Su primer pensamiento fue el de huir. Comenzó a hacer su equipaje, tomando sus pertenencias de uno y otro lado, hasta que Sherlock entró a la pieza y detuvo todo intento de fuga al bloquear la puerta con su alta y delgada figura.
 
—Si decide irse sin más, lo tomaré como un acto de deslealtad, Watson, y no volverá a saber de mi.
 
—¿Acaso no está molesto?— inquirió el récien nombrado, omitiendo la advertencia. Sherlock apenas si se había inmutado por el supuesto agravio cometido.
 
—Me molesta que quiera prescindir de mi compañía por un acto deliberado que yo mismo he suscitado.
 
—¿Usted sabía que me...?— Watson rehuyó la mirada al no encontrar justificación a su impulso.
 
Un momento.
 
¿Había dicho deliberado?
 
—¿Cuándo se ha enterado?—quiso saber. Resultaba menos inconveniente argüir al tiempo que a la fría metodología del detective.
 
—Es irrelevante— gesticuló Holmes, quitándole el maletín de las manos para devolverlo a su sitio. —Lo importante, Watson, es que tome una siesta. Es preciso que le imite pues mañana nos espera un nuevo caso, cortesía de mi hermano.
 
—Holmes— susurró.
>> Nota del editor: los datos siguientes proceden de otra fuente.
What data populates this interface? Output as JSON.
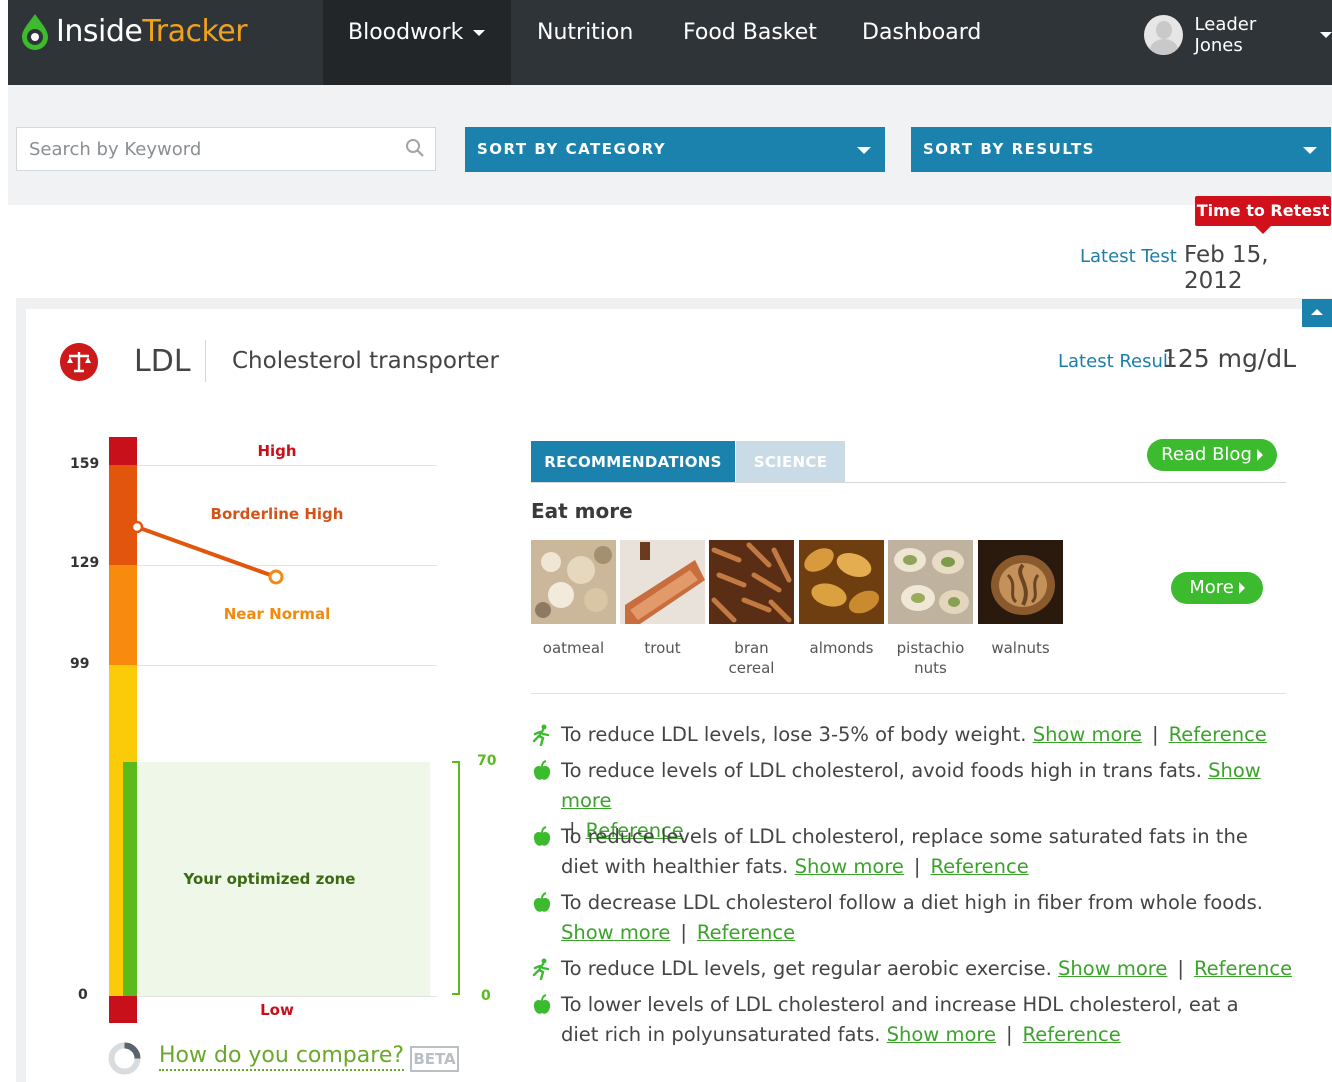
{
  "nav": {
    "logo_part1": "Inside",
    "logo_part2": "Tracker",
    "items": [
      "Bloodwork",
      "Nutrition",
      "Food Basket",
      "Dashboard"
    ],
    "user_name": "Leader Jones"
  },
  "filters": {
    "search_placeholder": "Search by Keyword",
    "sort_category": "SORT BY CATEGORY",
    "sort_results": "SORT BY RESULTS"
  },
  "retest_badge": "Time to Retest",
  "latest_test": {
    "label": "Latest Test",
    "date": "Feb 15, 2012"
  },
  "marker": {
    "name": "LDL",
    "description": "Cholesterol transporter",
    "latest_result_label": "Latest Result",
    "latest_result_value": "125 mg/dL"
  },
  "gauge": {
    "ticks": [
      "159",
      "129",
      "99",
      "0"
    ],
    "zones": {
      "high": "High",
      "borderline_high": "Borderline High",
      "near_normal": "Near Normal",
      "low": "Low"
    },
    "optimized_zone_label": "Your optimized zone",
    "optimized_upper": "70",
    "optimized_lower": "0",
    "colors": {
      "high": "#c8101b",
      "borderline": "#e2550d",
      "near_normal": "#f88b0e",
      "yellow": "#fbcb0a",
      "optimized": "#5bbb1c"
    }
  },
  "compare": {
    "link": "How do you compare?",
    "badge": "BETA"
  },
  "tabs": {
    "recommendations": "RECOMMENDATIONS",
    "science": "SCIENCE"
  },
  "buttons": {
    "read_blog": "Read Blog",
    "more": "More"
  },
  "eat_more": {
    "title": "Eat more",
    "foods": [
      "oatmeal",
      "trout",
      "bran cereal",
      "almonds",
      "pistachio nuts",
      "walnuts"
    ]
  },
  "recommendations": [
    {
      "icon": "exercise-icon",
      "text": "To reduce LDL levels, lose 3-5% of body weight.",
      "show_more": "Show more",
      "reference": "Reference"
    },
    {
      "icon": "apple-icon",
      "text": "To reduce levels of LDL cholesterol, avoid foods high in trans fats.",
      "show_more": "Show more",
      "reference": "Reference"
    },
    {
      "icon": "apple-icon",
      "text": "To reduce levels of LDL cholesterol, replace some saturated fats in the diet with healthier fats.",
      "show_more": "Show more",
      "reference": "Reference"
    },
    {
      "icon": "apple-icon",
      "text": "To decrease LDL cholesterol follow a diet high in fiber from whole foods.",
      "show_more": "Show more",
      "reference": "Reference"
    },
    {
      "icon": "exercise-icon",
      "text": "To reduce LDL levels, get regular aerobic exercise.",
      "show_more": "Show more",
      "reference": "Reference"
    },
    {
      "icon": "apple-icon",
      "text": "To lower levels of LDL cholesterol and increase HDL cholesterol, eat a diet rich in polyunsaturated fats.",
      "show_more": "Show more",
      "reference": "Reference"
    }
  ]
}
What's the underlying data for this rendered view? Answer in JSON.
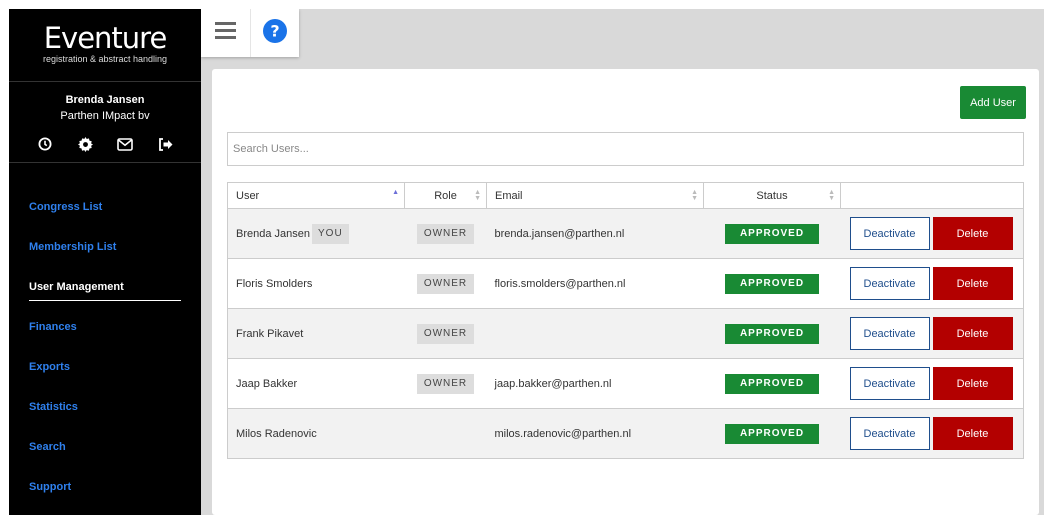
{
  "app": {
    "logo_title": "Eventure",
    "logo_subtitle": "registration & abstract handling"
  },
  "profile": {
    "name": "Brenda Jansen",
    "organization": "Parthen IMpact bv",
    "icons": [
      "clock-icon",
      "gear-icon",
      "envelope-icon",
      "sign-out-icon"
    ]
  },
  "nav": {
    "items": [
      {
        "label": "Congress List",
        "active": false
      },
      {
        "label": "Membership List",
        "active": false
      },
      {
        "label": "User Management",
        "active": true
      },
      {
        "label": "Finances",
        "active": false
      },
      {
        "label": "Exports",
        "active": false
      },
      {
        "label": "Statistics",
        "active": false
      },
      {
        "label": "Search",
        "active": false
      },
      {
        "label": "Support",
        "active": false
      }
    ]
  },
  "toolbar": {
    "menu_icon": "hamburger-icon",
    "help_icon": "question-circle-icon"
  },
  "main": {
    "add_user_label": "Add User",
    "search_placeholder": "Search Users...",
    "search_value": "",
    "columns": [
      "User",
      "Role",
      "Email",
      "Status",
      ""
    ],
    "you_label": "YOU",
    "deactivate_label": "Deactivate",
    "delete_label": "Delete",
    "users": [
      {
        "name": "Brenda Jansen",
        "is_you": true,
        "role": "OWNER",
        "email": "brenda.jansen@parthen.nl",
        "status": "APPROVED"
      },
      {
        "name": "Floris Smolders",
        "is_you": false,
        "role": "OWNER",
        "email": "floris.smolders@parthen.nl",
        "status": "APPROVED"
      },
      {
        "name": "Frank Pikavet",
        "is_you": false,
        "role": "OWNER",
        "email": "",
        "status": "APPROVED"
      },
      {
        "name": "Jaap Bakker",
        "is_you": false,
        "role": "OWNER",
        "email": "jaap.bakker@parthen.nl",
        "status": "APPROVED"
      },
      {
        "name": "Milos Radenovic",
        "is_you": false,
        "role": "",
        "email": "milos.radenovic@parthen.nl",
        "status": "APPROVED"
      }
    ]
  },
  "colors": {
    "accent_green": "#198a34",
    "delete_red": "#b30000",
    "nav_blue": "#2f80ed",
    "help_blue": "#1a73e8"
  }
}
Costaba diferenciar el estado de ánimo que predominaba actualmente en el detective.
 
—Y Watson...
 
No obstante, cuando los labios de Sherlock colisionaron sobre los suyos, Watson experimentó una mezcla de vértigo, extrañeza y bienestar embargarle. Sus revoluciones aumentaron progresivamente y se sorprendió a sí mismo buscando profundizar el contacto al retener a Sherlock de las mejillas.
 
Lo besó,  primero con desmedida lujuria, después con incontrolable pasión y al último con un arrebato que rozaba la ternura.
 
Cuando finalmente se separaron, Sherlock fue el primero en tomar la palabra.
 
—Me temo, Watson, que la señora Hudson no dejara de asediarle en lo sucesivo.
 
Watson no ocultó su sonrisa ante el comentario.